一种通用的线性化子空间精化框架用于神经网络 (A universal linearized subspace refinement framework for neural networks)

Neural networks are predominantly trained using gradient-based methods, yet in many applications their final predictions remain far from the accuracy attainable within the model's expressive capacity. We introduce Linearized Subspace Refinement (LSR), a general and architecture-agnostic framework that exploits the Jacobian-induced linear residual model at a fixed trained network state. By solving a reduced direct least-squares problem within this subspace, LSR computes a subspace-optimal solution of the linearized residual model, yielding a refined linear predictor with substantially improved accuracy over standard gradient-trained solutions, without modifying network architectures, loss formulations, or training procedures. Across supervised function approximation, data-driven operator learning, and physics-informed operator fine-tuning, we show that gradient-based training often fails to access this attainable accuracy, even when local linearization yields a convex problem. This observation indicates that loss-induced numerical ill-conditioning, rather than nonconvexity or model expressivity, can constitute a dominant practical bottleneck. In contrast, one-shot LSR systematically exposes accuracy levels not fully exploited by gradient-based training, frequently achieving order-of-magnitude error reductions. For operator-constrained problems with composite loss structures, we further introduce Iterative LSR, which alternates one-shot LSR with supervised nonlinear alignment, transforming ill-conditioned residual minimization into numerically benign fitting steps and yielding accelerated convergence and improved accuracy. By bridging nonlinear neural representations with reduced-order linear solvers at fixed linearization points, LSR provides a numerically grounded and broadly applicable refinement framework for supervised learning, operator learning, and scientific computing.

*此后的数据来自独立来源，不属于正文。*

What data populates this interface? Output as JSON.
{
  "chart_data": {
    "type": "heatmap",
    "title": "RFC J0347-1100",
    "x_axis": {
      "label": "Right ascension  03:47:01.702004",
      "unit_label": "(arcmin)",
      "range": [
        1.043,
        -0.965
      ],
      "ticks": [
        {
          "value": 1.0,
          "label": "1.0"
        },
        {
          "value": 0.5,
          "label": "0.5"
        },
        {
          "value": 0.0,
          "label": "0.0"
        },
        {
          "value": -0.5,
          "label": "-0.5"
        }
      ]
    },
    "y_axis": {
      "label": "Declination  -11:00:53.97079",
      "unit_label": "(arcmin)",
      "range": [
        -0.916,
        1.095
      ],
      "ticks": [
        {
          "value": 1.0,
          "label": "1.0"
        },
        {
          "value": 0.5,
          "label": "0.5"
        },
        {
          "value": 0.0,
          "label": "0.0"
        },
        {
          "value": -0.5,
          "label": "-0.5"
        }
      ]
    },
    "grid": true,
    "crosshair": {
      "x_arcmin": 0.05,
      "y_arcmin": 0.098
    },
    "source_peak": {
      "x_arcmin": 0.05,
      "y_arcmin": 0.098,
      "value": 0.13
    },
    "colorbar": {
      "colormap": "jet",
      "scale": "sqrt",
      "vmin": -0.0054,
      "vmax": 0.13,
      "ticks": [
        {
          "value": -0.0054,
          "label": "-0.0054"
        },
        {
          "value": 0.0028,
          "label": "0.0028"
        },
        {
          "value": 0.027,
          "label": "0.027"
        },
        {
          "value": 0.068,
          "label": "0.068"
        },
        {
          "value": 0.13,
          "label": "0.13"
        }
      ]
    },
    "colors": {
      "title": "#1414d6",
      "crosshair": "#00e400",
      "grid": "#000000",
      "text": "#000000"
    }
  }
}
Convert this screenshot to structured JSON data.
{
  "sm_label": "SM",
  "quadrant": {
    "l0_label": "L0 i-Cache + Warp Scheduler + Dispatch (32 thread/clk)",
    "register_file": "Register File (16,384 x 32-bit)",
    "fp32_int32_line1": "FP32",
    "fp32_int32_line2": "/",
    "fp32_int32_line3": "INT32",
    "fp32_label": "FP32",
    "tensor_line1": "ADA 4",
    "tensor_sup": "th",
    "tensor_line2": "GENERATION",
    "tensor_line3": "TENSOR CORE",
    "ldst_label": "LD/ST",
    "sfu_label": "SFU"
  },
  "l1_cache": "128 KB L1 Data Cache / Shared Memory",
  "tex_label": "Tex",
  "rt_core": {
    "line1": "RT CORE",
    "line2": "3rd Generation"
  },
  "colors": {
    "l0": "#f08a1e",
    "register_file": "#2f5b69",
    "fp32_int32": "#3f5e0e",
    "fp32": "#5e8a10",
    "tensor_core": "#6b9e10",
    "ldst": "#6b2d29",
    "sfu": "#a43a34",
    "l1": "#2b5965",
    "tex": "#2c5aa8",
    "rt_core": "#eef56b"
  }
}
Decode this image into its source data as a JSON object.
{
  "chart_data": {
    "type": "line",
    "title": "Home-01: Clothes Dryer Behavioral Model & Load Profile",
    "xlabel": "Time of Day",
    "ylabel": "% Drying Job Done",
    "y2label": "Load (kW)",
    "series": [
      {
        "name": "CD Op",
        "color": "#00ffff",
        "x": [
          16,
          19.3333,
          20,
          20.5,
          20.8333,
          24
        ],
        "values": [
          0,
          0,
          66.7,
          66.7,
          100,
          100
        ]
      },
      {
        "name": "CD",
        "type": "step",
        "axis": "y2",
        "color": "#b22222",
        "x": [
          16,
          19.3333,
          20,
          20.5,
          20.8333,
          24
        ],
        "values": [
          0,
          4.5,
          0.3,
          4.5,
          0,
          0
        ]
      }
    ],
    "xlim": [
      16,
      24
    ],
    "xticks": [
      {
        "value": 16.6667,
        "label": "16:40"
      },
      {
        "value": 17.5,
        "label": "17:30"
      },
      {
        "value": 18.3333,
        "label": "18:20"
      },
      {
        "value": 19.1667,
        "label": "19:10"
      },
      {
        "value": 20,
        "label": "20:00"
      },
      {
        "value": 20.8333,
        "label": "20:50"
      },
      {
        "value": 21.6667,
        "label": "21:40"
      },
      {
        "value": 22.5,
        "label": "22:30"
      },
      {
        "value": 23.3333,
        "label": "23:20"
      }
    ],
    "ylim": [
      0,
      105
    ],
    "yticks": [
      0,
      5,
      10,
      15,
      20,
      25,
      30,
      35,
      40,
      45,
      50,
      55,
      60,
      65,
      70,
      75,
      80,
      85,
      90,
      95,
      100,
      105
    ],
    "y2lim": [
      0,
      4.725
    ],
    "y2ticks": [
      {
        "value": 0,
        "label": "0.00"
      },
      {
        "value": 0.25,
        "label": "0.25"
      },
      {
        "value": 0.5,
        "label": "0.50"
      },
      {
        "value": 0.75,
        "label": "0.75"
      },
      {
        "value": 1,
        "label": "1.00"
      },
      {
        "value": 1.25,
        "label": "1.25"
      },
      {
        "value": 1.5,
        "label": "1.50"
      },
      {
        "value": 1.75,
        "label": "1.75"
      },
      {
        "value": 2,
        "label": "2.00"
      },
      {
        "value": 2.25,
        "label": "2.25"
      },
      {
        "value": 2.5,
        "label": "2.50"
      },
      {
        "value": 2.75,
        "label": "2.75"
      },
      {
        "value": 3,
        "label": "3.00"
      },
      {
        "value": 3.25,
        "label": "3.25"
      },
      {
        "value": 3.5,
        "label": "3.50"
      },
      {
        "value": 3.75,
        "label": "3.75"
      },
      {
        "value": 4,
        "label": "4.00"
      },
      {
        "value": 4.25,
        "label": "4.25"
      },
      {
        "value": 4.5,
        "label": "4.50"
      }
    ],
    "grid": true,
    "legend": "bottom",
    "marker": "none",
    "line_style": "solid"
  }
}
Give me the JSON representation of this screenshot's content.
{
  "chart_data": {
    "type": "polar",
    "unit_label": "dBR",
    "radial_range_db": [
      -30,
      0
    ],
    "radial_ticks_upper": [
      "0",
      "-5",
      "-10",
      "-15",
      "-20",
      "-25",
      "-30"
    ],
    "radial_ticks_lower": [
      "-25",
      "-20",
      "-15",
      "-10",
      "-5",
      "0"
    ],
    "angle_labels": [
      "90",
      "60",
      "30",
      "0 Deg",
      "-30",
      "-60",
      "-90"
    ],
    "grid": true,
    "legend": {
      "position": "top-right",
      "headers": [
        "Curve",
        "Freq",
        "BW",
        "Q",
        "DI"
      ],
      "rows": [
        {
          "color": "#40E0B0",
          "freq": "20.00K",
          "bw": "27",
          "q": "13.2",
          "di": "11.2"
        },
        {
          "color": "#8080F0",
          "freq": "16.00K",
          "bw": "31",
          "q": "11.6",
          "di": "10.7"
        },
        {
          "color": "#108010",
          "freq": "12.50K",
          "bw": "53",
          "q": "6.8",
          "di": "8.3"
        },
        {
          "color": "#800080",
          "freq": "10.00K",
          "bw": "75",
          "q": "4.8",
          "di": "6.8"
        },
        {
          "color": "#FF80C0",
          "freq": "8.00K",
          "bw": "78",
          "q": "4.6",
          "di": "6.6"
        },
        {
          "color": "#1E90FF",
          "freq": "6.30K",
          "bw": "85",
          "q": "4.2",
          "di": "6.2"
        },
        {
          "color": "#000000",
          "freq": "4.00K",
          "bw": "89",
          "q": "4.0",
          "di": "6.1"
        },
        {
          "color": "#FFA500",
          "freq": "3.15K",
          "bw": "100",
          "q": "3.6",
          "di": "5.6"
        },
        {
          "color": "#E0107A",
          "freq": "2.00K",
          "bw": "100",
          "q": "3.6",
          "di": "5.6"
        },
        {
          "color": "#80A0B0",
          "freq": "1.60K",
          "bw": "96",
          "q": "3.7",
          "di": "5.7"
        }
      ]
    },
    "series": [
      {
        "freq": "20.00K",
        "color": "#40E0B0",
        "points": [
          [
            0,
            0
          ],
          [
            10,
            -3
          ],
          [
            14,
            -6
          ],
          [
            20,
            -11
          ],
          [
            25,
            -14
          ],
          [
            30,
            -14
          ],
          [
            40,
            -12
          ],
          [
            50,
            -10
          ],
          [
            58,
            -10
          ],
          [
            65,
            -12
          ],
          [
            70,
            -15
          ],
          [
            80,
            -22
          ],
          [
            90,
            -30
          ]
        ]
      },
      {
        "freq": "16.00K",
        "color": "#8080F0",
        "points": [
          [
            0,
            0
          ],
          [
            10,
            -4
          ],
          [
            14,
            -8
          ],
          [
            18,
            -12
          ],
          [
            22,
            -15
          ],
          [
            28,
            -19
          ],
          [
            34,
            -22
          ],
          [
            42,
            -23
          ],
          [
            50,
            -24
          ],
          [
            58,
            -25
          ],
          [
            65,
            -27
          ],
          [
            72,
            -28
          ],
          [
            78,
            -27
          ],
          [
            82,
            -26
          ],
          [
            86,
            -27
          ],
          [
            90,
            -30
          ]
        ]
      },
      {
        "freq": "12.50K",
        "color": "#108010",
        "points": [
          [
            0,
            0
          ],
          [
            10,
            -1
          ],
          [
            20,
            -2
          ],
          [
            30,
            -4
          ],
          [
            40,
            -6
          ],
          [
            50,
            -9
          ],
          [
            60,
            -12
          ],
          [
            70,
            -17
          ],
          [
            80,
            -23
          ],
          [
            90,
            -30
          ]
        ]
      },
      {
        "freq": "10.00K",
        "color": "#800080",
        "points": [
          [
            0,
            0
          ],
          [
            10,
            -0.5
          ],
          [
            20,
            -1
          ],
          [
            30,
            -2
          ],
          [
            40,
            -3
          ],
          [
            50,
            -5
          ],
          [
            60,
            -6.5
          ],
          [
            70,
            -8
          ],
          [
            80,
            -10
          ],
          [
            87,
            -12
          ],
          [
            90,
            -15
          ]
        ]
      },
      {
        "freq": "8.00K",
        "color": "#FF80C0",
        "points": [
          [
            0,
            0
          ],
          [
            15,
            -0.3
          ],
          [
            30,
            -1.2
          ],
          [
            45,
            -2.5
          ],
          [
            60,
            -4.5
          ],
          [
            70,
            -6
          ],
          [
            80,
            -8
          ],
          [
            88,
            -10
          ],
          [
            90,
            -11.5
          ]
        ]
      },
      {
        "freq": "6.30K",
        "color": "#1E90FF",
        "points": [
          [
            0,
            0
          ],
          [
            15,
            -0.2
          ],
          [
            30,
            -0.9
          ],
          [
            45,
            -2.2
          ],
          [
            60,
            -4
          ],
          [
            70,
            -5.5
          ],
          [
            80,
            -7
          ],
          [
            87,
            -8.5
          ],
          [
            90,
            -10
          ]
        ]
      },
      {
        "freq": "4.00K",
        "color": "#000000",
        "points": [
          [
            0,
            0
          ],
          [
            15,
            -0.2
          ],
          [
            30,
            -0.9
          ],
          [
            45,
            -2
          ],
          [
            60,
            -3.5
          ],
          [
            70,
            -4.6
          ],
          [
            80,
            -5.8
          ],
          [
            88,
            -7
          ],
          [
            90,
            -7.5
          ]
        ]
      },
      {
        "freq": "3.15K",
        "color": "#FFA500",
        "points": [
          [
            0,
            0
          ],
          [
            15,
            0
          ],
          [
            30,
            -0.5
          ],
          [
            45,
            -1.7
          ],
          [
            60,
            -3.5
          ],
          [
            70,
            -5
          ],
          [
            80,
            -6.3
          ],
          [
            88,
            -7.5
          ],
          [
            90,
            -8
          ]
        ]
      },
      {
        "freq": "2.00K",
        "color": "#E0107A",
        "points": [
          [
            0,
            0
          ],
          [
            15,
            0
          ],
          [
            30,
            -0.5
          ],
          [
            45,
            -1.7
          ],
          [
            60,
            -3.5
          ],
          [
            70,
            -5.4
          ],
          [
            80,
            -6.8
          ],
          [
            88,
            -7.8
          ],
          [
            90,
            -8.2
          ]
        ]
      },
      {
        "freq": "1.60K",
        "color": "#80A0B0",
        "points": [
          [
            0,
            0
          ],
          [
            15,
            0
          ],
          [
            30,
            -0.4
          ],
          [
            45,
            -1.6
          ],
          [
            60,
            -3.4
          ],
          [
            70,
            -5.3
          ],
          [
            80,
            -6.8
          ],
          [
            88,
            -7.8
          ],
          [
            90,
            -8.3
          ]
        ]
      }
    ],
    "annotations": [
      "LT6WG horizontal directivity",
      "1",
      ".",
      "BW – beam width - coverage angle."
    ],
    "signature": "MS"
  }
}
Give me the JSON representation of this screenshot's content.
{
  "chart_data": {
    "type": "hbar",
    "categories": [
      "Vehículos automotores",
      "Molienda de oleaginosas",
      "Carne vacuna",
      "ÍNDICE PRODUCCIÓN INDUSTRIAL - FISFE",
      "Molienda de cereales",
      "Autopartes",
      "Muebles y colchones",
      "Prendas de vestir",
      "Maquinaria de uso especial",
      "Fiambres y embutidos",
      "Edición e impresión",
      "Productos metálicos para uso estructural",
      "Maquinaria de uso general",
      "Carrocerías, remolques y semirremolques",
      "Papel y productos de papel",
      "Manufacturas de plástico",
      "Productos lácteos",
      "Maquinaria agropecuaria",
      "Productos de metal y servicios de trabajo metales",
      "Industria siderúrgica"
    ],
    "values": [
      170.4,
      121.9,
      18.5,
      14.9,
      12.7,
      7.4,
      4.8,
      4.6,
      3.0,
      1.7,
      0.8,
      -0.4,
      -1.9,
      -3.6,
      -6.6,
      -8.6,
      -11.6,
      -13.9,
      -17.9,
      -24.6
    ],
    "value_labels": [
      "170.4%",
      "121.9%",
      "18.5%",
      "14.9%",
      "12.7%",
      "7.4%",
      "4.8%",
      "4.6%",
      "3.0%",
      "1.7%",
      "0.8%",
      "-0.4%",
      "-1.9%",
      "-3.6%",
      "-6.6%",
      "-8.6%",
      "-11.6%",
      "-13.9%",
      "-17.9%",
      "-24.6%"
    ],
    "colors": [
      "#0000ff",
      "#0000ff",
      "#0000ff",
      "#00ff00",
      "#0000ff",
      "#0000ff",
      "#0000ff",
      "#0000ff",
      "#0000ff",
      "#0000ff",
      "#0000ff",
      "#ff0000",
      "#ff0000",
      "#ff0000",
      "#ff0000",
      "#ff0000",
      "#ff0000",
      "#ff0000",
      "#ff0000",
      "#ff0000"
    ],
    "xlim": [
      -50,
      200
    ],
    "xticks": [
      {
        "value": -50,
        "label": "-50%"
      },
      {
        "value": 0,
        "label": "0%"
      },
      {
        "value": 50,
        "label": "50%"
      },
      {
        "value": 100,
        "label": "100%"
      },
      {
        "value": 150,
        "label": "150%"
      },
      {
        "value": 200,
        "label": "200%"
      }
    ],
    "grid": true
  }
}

翻译：神经网络主要采用基于梯度的方法进行训练，但在许多应用中，其最终预测结果仍远未达到模型表达能力可达到的精度。我们引入了线性化子空间精化（LSR），这是一种通用且与架构无关的框架，它利用固定训练网络状态下的雅可比矩阵诱导的线性残差模型。通过在该子空间内求解一个简化的直接最小二乘问题，LSR计算出线性化残差模型的子空间最优解，从而得到一个精化的线性预测器，其精度相比标准梯度训练解有显著提升，且无需修改网络架构、损失函数形式或训练流程。在监督函数逼近、数据驱动的算子学习以及物理信息算子微调等任务中，我们表明，基于梯度的训练通常无法达到这种可实现的精度，即使局部线性化产生的是一个凸优化问题。这一观察表明，损失函数引起的数值病态性（而非非凸性或模型表达能力）可能构成一个主导性的实际瓶颈。相比之下，单步LSR系统地揭示了基于梯度训练未能充分利用的精度水平，常常实现误差数量级的降低。对于具有复合损失结构的算子约束问题，我们进一步引入了迭代LSR，它交替执行单步LSR与监督非线性对齐，将病态的残差最小化问题转化为数值上良态的拟合步骤，从而获得加速收敛和提升的精度。通过在固定线性化点处桥接非线性神经表示与降阶线性求解器，LSR为监督学习、算子学习及科学计算提供了一个数值基础坚实且广泛适用的精化框架。